Bref, si l’on est pressé, il faut prendre le même notaire que le vendeur, mais enquêter un minimum sur sa réputation, en demandant aux acteurs immobiliers locaux par exemple. Si l’on a besoin de se sentir davantage protégé, il faut choisir son propre notaire.
Il n’y a pas de comparateur de notaires en ligne, donc mieux vaut fonctionner par recommandations de tiers de confiance, de proches. Et être sûr que le notaire choisi a l’habitude des immeubles de rapport par exemple, qui restent un type de bien assez spécifique avec des règles urbanistiques propres.
Tester un notaire
Le meilleur test pour évaluer un notaire dans ce domaine est de lui demander s’il peut prouver que les lots de l’immeuble sont cadastrés ou s’il peut fournir un relevé de matrice cadastrale. Autre test : lui demander s’il peut rédiger un compromis « acte en main », c’est-à-dire avec les frais passés charge vendeur et intégrés au prix pour minimiser l’apport bancaire, pour vérifier qu’il a l’habitude de travailler avec des investisseurs locatifs.
Il faut qu’il soit disponible, réactif, prêt à défendre vos intérêts. Qu’il soit ouvert à la rédaction de clauses protectrices custom, qu’il soit prêt à négocier en votre faveur auprès du notaire vendeur une indemnité d’immobilisation minimale à verser sous séquestre. En cas d’hésitation, changez de notaire.
Encore une fois, les us et coutumes notariaux ne sont pas les mêmes à Paris et en province et souvent, mettre un notaire parisien sur un deal excentré peut créer pas mal de frottements culturels qui ralentissent la signature. D’autant que la taille des deals parisiens est souvent bien supérieure à la taille d’une transaction en province. Les notaires sont payés en pourcentage du prix donc auront une tendance naturelle à ne pas prioriser les petits immeubles de rapport par rapport aux gros appartements parisiens. Or en matière notariale, la réactivité est essentielle.

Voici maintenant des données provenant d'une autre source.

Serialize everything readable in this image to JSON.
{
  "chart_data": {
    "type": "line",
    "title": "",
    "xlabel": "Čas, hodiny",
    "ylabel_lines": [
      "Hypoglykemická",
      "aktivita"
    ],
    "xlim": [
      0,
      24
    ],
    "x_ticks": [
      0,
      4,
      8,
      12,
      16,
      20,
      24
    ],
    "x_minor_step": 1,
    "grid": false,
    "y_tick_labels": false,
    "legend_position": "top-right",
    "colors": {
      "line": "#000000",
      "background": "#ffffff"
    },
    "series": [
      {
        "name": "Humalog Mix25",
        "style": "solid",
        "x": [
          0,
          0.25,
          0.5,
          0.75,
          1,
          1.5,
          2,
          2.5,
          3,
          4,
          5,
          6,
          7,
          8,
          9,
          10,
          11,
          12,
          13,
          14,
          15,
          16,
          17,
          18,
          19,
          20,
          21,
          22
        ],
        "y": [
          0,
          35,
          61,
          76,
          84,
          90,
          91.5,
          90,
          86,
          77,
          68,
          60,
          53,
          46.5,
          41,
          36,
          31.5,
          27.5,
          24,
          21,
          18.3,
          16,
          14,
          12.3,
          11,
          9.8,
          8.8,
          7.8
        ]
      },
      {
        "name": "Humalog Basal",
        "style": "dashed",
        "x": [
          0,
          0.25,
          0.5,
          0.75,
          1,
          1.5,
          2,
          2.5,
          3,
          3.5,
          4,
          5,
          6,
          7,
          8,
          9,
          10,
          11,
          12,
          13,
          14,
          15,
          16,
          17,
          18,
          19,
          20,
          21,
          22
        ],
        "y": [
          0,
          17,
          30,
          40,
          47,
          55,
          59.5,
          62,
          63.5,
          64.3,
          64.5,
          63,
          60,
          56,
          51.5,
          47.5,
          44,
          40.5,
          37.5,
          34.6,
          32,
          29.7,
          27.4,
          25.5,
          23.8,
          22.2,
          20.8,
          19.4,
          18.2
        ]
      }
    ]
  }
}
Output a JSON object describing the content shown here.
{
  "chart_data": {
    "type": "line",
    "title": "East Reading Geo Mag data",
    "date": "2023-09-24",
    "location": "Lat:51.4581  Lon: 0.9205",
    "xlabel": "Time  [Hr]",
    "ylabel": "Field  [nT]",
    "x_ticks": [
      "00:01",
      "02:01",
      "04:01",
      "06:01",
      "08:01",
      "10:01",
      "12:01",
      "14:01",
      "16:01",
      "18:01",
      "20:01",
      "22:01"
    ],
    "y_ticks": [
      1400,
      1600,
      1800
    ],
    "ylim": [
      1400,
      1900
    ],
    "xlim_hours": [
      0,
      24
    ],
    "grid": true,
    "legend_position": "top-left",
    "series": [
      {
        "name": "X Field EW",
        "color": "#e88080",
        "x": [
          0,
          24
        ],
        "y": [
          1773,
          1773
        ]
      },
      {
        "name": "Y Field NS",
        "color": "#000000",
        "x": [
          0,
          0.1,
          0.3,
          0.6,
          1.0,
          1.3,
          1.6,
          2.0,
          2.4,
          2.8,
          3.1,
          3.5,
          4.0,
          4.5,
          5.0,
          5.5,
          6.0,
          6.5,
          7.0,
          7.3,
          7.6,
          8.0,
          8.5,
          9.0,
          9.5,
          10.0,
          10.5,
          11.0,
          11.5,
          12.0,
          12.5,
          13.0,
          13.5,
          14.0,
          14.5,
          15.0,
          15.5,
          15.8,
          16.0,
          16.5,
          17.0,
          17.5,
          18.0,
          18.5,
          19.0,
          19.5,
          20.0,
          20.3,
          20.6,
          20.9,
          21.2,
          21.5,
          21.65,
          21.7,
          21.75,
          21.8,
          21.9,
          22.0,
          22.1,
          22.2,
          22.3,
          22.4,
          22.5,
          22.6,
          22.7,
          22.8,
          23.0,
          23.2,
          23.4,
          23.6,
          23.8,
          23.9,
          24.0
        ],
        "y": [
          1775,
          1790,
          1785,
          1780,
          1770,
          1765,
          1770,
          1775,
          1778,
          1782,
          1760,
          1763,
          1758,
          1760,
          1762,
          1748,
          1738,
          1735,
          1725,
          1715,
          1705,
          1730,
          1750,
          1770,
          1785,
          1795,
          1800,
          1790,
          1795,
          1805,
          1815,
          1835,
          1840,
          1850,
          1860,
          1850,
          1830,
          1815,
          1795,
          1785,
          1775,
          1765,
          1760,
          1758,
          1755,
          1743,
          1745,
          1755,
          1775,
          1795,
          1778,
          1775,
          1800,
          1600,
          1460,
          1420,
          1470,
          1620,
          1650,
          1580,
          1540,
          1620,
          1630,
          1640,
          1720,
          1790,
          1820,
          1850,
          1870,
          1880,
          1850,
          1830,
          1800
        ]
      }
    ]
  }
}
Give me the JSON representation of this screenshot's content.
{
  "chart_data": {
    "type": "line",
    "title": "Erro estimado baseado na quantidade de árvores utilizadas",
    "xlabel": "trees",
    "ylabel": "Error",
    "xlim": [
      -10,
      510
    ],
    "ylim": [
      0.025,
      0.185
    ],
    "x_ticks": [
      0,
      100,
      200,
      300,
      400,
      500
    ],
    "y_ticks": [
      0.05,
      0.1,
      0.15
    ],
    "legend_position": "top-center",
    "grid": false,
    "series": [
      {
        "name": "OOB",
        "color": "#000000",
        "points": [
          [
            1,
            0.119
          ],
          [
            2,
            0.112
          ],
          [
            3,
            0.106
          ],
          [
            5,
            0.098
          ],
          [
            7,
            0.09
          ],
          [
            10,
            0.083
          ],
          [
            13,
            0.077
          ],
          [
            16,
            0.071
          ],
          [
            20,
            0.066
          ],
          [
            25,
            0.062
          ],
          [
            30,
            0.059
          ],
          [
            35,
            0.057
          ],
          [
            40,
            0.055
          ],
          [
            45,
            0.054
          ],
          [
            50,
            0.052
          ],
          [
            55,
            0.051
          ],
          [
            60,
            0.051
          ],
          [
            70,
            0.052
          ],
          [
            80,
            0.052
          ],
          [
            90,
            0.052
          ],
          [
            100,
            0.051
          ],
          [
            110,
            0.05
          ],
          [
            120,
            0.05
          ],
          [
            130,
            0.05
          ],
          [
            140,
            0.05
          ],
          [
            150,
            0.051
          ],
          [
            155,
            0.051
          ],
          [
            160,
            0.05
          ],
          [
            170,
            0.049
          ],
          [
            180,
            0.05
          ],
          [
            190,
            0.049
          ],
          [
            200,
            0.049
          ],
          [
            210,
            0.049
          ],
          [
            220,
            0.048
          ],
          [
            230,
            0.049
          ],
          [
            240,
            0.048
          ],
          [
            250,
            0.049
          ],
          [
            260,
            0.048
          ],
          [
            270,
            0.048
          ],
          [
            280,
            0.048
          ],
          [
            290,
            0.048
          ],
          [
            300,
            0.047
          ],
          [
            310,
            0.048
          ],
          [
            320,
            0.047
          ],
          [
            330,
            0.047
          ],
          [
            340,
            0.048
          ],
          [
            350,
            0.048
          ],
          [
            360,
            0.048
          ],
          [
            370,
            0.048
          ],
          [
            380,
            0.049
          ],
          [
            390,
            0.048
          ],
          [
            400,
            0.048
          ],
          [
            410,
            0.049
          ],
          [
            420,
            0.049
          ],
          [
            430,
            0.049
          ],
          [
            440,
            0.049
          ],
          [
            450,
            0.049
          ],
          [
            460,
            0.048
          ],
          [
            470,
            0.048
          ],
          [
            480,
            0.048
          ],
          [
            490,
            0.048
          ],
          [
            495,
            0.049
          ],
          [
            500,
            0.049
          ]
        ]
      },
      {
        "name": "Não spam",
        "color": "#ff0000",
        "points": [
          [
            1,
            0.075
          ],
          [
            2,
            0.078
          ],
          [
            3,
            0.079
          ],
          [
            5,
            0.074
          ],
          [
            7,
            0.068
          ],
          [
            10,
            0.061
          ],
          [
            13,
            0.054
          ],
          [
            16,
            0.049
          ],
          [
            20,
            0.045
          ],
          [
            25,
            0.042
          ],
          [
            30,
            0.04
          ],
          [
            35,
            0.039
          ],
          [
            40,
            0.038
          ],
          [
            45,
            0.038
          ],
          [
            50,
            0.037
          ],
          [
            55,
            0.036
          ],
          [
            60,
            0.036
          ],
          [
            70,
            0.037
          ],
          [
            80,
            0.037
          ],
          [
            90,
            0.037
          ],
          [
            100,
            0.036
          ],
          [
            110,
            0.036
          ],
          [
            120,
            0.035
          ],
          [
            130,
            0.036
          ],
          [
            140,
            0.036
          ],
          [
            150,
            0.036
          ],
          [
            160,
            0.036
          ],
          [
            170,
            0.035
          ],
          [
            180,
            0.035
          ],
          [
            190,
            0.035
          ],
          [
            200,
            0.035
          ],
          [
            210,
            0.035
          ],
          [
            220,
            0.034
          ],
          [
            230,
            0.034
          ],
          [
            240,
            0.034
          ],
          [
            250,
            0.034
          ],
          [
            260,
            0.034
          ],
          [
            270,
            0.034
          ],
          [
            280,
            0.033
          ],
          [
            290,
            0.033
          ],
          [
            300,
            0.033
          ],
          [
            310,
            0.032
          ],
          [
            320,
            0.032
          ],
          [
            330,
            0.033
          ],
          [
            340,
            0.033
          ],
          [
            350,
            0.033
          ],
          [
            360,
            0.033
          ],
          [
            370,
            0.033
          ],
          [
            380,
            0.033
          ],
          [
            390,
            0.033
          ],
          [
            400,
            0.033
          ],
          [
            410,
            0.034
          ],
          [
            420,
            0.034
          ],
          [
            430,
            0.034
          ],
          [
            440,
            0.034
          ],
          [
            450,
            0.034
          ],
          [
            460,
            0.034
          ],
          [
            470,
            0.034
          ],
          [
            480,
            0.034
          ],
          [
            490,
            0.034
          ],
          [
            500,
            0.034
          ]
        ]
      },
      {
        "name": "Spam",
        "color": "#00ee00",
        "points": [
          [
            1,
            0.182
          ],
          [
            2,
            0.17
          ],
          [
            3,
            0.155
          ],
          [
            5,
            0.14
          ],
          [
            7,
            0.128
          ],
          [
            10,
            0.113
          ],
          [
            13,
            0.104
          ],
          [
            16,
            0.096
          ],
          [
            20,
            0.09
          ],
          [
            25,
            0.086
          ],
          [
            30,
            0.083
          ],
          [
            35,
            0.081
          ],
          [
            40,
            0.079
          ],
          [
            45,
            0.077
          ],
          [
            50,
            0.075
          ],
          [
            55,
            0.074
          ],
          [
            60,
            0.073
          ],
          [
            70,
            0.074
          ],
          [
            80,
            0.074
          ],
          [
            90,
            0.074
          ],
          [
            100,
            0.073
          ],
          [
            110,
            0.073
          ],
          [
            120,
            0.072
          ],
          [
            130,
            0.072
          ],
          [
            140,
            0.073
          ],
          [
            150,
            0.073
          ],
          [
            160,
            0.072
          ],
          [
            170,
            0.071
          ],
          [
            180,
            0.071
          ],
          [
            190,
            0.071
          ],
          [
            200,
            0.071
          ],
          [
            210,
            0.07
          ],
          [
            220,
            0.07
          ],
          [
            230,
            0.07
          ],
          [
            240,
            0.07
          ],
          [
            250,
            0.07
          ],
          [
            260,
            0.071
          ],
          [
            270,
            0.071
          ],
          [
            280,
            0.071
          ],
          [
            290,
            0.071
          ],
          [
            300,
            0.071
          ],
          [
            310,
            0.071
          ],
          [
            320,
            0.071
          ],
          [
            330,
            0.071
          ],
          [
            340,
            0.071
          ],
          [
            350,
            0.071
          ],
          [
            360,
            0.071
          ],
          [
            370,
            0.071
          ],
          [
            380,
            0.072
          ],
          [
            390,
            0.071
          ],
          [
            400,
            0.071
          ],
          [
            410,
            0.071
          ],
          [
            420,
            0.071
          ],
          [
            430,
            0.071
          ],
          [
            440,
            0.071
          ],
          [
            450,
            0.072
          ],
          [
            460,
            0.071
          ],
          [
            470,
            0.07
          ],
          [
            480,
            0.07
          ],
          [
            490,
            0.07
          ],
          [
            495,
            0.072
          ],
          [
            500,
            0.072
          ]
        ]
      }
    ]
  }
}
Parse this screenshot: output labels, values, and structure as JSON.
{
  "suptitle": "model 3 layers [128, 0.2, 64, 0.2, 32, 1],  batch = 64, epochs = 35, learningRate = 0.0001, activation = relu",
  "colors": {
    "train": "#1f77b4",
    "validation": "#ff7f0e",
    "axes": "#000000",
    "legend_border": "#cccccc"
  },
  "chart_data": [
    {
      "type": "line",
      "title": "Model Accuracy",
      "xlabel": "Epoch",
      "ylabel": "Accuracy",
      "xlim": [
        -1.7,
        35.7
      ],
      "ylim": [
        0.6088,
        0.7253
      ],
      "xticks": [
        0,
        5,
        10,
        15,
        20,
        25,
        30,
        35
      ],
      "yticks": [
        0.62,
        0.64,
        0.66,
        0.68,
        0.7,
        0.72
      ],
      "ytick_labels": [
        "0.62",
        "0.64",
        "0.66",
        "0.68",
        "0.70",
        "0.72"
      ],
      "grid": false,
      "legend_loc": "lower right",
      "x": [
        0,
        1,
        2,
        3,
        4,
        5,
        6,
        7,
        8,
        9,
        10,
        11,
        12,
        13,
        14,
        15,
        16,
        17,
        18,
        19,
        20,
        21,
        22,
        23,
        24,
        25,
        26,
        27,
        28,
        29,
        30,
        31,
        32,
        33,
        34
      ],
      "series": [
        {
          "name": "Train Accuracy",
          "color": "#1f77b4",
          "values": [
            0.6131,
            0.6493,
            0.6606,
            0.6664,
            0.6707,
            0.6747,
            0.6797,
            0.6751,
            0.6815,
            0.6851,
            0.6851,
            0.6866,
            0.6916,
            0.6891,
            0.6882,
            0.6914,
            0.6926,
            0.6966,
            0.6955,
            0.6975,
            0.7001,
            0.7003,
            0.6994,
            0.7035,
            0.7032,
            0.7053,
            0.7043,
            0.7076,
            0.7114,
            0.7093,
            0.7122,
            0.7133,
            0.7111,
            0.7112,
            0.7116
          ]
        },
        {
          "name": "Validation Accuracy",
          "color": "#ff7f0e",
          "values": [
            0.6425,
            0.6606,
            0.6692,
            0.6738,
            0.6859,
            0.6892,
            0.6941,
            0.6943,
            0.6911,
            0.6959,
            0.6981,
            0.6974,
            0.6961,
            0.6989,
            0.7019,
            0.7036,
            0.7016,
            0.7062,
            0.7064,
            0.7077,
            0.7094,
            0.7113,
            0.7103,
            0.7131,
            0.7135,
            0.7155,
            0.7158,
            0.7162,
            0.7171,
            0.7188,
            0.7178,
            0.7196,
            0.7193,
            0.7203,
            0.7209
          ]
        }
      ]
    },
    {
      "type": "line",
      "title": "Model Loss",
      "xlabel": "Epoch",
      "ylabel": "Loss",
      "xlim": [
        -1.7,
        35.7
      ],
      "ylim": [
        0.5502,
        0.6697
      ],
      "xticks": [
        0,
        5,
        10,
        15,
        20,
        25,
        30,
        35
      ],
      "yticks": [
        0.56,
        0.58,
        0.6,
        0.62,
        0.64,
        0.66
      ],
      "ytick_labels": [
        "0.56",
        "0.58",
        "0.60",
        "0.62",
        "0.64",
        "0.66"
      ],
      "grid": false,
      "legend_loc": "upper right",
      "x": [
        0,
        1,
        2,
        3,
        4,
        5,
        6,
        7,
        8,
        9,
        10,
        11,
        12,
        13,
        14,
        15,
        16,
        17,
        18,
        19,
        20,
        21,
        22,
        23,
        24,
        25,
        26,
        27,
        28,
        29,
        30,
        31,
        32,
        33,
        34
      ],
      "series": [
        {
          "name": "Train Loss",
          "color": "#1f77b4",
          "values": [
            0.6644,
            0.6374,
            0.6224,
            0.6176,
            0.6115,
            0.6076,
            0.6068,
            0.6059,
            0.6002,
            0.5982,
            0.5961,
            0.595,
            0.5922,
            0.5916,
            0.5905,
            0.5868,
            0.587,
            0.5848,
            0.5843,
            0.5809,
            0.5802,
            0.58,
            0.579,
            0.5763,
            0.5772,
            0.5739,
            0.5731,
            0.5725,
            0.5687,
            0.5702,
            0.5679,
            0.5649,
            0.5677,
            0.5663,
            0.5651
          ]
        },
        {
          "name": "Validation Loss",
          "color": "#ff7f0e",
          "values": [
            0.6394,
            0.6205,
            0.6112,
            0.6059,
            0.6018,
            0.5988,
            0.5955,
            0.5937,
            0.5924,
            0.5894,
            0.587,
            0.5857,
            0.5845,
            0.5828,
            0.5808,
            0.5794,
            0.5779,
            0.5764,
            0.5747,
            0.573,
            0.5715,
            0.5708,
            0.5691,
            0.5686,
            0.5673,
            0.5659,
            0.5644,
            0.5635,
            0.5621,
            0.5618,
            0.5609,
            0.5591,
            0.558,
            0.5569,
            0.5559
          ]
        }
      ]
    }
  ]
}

Faut-il laisser faire les notaires ?
Un conseil, ne pas trop laisser les notaires en roue libre et checker que certains points essentiels figurent dans l’acte :
- La description de l’état locatif de l’immeuble (nom des locataires, désignation des lots, type de bail, loyer, surface, charges) ;
- Que le compromis indique clairement que les lots sont cadastrés ou que la division a été autorisée par l’urbanisme (et que les documents qui le prouvent figurent en annexe, comme le relevé de matrice cadastrale) ;
- La destination et l’usage des différents lots de l’immeuble (surfaces résidentielles, commerciales, etc.) ;
- Les conclusions des diagnostics obligatoires ;
- La présence ou l’absence d’impayés, retards de loyer ou tous litiges locatifs doivent impérativement faire l’objet d’une déclaration explicite et engageante du vendeur afin de le responsabiliser juridiquement ;
- Que l’indemnité d’immobilisation à verser sous séquestre au notaire soit d’un montant inférieur à 1-2% du prix du bien, voire nulle ;
- Qu’une faculté de substitution soit prévue ;
- Que le délai pour trouver le financement soit supérieur ou égal à 60 jours.
Notons qu’en cas de signature en agence, les compromis sont des templates extrêmement rigides et laissent peu de marge de manœuvre pour customiser le contenu et les clauses, contrairement à un acte rédigé par notaire et signé en son étude, customisable à souhait.